Atomkraft

Atomkraft

GRÜNER Fahrplan für den Atomausstieg bis 2017

Für uns GRÜNE ist die Konsequenz aus der nuklearen Katastrophe in Japan klar: Wir müssen raus aus der Atomkraft, so schnell wie möglich und auch schneller, als im rot-grünen Atomkonsens vorgesehen war.

Die GRÜNE Bundestagsfraktion hat deshalb eine Roadmap für den Umstieg in eine lebensfreundliche Energieversorgung und ein schnelles Atom-Aus entworfen. Nach diesem Plan könnte das letzte deutsche Kernkraftwerk innerhalb der nächsten Legislaturperiode vom Netz gehen. Im Gegenzug müsste der Ausbau der erneuerbaren Energien jedoch deutlich schneller vorangehen als bisher.


Die Präsentation von Jürgen Trittin als PDF-Datei

Über die wichtigsten Eckpunkte geben wir euch hier einen Überblick:

Atomausstieg

Die Laufzeitverlängerungen für Atomkraftwerke muss sofort zurückgenommen und die Betriebsgenehmigung für die sieben ältesten AKW (Biblis A und B, Neckarwestheim 1, Brunsbüttel, Isar 1, Unterweser, Philippsburg 1) und für den Reaktor Krümmel sofort entzogen werden. Falls sie nicht der neuesten Technik entsprechen, müssen wir weitere Atommeiler stilllegen. In Kraft treten soll das von Rot-Grün entwickelte neue kerntechnische Regelwerk zur Sicherheitsüberprüfung der verbleibenden Kernkraftwerke.

Das letzte deutsche Kernkraftwerk muss innerhalb der nächsten Legislaturperiode endgültig abgestellt werden. Dazu ist notwendig, dass wir im Laufe des Jahres 2011 das Atomgesetz ändern - außerdem brauchen wir ein Endlagersuchgesetz als Grundlage für die ergebnisoffene Suche eines geeigneten Endlagers.

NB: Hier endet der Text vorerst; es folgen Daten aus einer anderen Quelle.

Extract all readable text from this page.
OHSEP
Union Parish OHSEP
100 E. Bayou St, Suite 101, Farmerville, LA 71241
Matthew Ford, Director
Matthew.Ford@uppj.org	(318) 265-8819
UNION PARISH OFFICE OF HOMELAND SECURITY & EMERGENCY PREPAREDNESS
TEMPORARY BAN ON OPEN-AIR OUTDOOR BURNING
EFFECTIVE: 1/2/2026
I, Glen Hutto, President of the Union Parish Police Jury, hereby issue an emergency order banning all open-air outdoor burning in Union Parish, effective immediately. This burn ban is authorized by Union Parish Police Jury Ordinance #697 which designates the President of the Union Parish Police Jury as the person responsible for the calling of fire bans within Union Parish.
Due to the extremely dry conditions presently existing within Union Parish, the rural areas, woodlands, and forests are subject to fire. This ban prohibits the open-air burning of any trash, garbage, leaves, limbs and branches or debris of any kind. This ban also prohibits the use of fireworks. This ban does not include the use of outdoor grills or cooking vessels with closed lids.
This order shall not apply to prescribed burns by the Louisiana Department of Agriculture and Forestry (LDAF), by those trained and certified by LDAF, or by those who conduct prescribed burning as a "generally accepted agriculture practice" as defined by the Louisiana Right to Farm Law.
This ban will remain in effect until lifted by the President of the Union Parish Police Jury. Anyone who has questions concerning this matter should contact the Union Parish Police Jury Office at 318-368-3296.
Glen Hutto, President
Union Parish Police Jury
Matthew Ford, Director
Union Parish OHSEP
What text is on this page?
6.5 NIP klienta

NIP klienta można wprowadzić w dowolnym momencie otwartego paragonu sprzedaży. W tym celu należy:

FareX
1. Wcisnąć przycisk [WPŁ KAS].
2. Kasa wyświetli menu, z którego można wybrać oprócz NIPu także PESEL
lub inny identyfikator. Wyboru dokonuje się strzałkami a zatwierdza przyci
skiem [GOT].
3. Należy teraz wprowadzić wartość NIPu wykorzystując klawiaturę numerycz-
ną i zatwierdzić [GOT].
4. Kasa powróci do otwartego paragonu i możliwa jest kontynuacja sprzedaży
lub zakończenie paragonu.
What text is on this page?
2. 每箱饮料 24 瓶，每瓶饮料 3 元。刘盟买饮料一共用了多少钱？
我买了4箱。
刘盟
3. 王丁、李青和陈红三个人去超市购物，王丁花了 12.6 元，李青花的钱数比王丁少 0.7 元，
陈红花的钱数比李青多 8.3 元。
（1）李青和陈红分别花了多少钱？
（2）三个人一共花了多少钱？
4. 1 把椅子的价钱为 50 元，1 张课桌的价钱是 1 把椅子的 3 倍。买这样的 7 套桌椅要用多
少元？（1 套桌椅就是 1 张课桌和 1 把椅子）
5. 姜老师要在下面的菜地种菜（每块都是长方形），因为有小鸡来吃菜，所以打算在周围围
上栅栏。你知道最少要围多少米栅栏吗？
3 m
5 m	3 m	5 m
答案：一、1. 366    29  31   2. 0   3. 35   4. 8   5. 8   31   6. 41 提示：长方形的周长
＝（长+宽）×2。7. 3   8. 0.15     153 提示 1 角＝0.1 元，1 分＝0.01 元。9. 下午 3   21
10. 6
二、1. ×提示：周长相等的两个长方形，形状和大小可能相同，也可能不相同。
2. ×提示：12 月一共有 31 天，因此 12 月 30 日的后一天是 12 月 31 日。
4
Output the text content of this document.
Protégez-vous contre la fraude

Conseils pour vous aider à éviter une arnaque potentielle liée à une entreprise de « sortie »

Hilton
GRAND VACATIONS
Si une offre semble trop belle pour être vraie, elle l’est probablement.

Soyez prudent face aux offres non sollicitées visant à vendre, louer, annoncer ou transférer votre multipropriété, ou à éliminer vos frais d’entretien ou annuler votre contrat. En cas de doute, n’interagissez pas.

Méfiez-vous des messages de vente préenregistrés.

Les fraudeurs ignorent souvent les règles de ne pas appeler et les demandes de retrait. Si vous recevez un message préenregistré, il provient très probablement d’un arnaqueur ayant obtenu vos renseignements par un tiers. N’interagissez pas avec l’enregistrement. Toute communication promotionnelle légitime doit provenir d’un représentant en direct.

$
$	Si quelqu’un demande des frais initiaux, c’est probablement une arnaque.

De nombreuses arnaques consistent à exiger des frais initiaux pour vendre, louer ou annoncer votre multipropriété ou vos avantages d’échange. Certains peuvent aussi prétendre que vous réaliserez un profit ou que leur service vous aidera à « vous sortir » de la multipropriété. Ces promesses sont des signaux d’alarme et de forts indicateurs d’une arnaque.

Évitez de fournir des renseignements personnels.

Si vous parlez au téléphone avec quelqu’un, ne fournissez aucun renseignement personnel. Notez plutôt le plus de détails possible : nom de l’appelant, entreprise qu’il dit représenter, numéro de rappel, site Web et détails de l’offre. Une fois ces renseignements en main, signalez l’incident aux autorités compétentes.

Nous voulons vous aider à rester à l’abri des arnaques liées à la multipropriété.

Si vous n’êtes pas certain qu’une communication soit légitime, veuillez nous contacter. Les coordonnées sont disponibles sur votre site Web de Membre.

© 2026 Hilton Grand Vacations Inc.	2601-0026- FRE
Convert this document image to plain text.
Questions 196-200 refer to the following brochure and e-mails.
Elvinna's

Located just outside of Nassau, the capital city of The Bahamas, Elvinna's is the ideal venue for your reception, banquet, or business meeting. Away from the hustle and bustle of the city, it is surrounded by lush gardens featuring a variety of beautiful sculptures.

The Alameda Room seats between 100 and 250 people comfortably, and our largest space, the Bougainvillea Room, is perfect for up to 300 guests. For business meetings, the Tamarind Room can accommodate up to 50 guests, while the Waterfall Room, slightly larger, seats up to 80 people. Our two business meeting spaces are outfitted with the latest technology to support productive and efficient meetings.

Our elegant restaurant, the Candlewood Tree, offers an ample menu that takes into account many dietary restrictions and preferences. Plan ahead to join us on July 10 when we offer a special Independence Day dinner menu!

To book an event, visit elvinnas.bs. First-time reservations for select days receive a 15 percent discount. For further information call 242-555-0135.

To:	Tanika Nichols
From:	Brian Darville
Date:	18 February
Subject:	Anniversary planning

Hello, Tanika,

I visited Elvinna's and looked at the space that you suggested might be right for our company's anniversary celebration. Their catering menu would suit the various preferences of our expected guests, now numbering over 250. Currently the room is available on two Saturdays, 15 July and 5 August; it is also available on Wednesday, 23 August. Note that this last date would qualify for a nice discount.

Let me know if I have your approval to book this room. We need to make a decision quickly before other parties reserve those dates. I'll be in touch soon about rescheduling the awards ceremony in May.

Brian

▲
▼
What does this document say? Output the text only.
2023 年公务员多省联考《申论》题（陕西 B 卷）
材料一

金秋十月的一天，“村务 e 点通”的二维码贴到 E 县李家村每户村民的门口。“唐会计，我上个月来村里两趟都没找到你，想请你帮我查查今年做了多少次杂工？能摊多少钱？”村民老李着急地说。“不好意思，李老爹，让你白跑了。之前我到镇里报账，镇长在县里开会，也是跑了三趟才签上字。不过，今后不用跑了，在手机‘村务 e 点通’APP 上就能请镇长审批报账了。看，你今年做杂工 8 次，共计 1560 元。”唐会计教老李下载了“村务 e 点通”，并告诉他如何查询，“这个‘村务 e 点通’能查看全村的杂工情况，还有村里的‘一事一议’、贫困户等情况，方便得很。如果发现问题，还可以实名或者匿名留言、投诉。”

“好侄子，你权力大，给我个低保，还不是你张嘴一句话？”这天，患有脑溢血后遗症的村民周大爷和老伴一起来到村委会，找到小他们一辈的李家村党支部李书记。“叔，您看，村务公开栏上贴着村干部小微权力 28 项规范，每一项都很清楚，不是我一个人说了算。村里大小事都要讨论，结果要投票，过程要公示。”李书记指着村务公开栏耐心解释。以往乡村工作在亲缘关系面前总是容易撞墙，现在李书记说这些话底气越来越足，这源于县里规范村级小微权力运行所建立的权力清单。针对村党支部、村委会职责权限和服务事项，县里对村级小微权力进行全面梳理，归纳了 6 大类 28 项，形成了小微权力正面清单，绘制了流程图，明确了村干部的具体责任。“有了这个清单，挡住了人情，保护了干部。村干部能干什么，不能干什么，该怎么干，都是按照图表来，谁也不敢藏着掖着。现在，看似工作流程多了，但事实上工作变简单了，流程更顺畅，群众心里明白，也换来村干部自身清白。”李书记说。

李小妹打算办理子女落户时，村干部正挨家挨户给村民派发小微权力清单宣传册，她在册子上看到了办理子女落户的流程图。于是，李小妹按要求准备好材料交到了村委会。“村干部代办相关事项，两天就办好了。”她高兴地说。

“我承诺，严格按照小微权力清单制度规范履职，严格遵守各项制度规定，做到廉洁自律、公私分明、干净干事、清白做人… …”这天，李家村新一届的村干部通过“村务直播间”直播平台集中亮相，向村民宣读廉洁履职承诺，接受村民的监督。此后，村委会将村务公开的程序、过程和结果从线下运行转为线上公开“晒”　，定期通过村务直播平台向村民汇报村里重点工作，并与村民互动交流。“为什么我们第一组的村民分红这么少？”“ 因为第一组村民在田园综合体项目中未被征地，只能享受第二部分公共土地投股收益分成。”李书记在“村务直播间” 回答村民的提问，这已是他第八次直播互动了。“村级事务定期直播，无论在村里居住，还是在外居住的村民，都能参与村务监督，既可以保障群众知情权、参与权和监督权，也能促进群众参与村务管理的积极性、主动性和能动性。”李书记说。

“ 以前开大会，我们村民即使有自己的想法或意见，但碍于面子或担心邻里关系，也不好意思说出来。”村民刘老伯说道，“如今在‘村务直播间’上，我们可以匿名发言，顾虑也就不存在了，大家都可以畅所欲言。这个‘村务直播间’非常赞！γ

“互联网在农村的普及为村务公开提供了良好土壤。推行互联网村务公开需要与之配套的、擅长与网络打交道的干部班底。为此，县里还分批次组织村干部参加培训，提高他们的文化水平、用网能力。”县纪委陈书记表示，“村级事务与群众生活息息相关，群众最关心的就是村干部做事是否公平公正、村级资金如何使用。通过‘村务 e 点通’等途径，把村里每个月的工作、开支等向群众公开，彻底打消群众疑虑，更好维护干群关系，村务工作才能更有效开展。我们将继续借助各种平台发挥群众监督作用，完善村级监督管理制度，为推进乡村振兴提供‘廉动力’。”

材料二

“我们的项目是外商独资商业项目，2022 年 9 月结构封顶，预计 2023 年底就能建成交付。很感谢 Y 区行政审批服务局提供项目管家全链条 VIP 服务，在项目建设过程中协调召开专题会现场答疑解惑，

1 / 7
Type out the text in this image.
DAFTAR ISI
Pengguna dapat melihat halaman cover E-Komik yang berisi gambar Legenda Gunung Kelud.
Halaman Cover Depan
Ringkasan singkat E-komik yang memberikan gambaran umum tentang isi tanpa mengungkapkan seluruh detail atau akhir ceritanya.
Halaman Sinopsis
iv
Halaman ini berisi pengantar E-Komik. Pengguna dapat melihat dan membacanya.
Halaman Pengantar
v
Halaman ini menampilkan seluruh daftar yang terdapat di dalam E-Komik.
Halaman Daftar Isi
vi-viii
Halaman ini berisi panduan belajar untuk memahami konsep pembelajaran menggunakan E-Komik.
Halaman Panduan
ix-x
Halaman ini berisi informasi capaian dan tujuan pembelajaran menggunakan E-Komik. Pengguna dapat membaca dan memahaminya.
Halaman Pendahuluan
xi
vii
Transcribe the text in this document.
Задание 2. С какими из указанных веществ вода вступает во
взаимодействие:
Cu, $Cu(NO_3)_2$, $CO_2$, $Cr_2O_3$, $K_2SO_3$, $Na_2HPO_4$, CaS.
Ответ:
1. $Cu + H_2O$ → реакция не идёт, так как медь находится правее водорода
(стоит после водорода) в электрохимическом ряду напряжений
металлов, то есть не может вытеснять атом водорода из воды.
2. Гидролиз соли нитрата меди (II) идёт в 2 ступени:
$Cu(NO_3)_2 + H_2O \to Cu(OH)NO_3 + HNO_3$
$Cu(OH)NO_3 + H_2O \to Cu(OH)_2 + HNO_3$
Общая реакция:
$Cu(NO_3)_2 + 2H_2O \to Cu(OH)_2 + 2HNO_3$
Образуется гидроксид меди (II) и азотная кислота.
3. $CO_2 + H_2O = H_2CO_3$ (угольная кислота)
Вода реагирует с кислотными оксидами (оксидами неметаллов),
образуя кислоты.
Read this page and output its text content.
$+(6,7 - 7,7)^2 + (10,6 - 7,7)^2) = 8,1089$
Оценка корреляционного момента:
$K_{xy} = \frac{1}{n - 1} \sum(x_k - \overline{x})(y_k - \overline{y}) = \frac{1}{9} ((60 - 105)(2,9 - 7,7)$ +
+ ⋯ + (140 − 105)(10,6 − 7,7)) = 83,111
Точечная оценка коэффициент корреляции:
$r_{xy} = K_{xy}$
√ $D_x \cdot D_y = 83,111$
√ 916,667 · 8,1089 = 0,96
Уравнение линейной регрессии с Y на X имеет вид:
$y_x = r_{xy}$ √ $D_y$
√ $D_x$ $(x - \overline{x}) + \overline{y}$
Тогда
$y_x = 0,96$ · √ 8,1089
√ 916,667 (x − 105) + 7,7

Ausbau der erneuerbaren Energien

Das Erneuerbare-Energien-Gesetz muss novelliert werden mit dem Ziel, den Ausbau aller erneuerbaren Energien weiter zu forcieren und insbesondere den Ausbau der Windenergie an Land zu sichern. Hindernisse im Planungsrecht beim Anlagenbau für erneuerbare Energien müssen abgebaut werden, eine frühzeitige Bürgerbeteiligung und Transparenz bei großen Projekten ist dringend notwendig.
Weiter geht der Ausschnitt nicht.